Iron oxide nanoparticles (NPs) exhibit great potential in water decontamination from arsenic. Embedding NPs inside porous hosts is a very promising approach to inhibit their undesirable but inherent aggregation as well as the subsequent capacity drop during application. In this study, we confined iron oxide NPs inside inert silicates (MPS) of varying pore sizes (3.0, 5.7 and 15.7 nm) and obtained three nanocomposite adsorbents. The effect of MPS pore size on As(V) adsorption by the resultant nanocomposite adsorbents was particularly focused. The maximum As(V) adsorption capacity of the nanocomposites was negatively correlated with their host pore size. Based on the in situ Gran plots of the nanocomposites, the narrower pore size of the host resulted in a higher surface hydroxyl density of the confined iron oxide NPs.

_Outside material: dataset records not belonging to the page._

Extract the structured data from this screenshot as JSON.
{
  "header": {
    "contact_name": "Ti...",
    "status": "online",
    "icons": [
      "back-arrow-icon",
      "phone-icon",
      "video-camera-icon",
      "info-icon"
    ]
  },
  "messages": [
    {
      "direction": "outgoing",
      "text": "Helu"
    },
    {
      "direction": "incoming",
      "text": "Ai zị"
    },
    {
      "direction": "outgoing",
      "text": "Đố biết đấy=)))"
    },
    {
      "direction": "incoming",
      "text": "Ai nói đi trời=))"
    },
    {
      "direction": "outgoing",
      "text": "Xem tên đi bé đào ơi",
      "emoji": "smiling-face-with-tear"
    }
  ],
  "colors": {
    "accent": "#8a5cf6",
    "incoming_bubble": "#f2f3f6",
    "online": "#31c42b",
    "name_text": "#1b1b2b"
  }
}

More interestingly, the reactivity of the hydroxyl groups binding smaller NPs was significantly enhanced compared to the larger one, as indicated by the higher molar ratio of the adsorbed As to the hydroxyl groups. The effect of pH and competitive anions on As(V) adsorption was also studied to further examine the role of the host pore in tuning the properties of the resultant composites.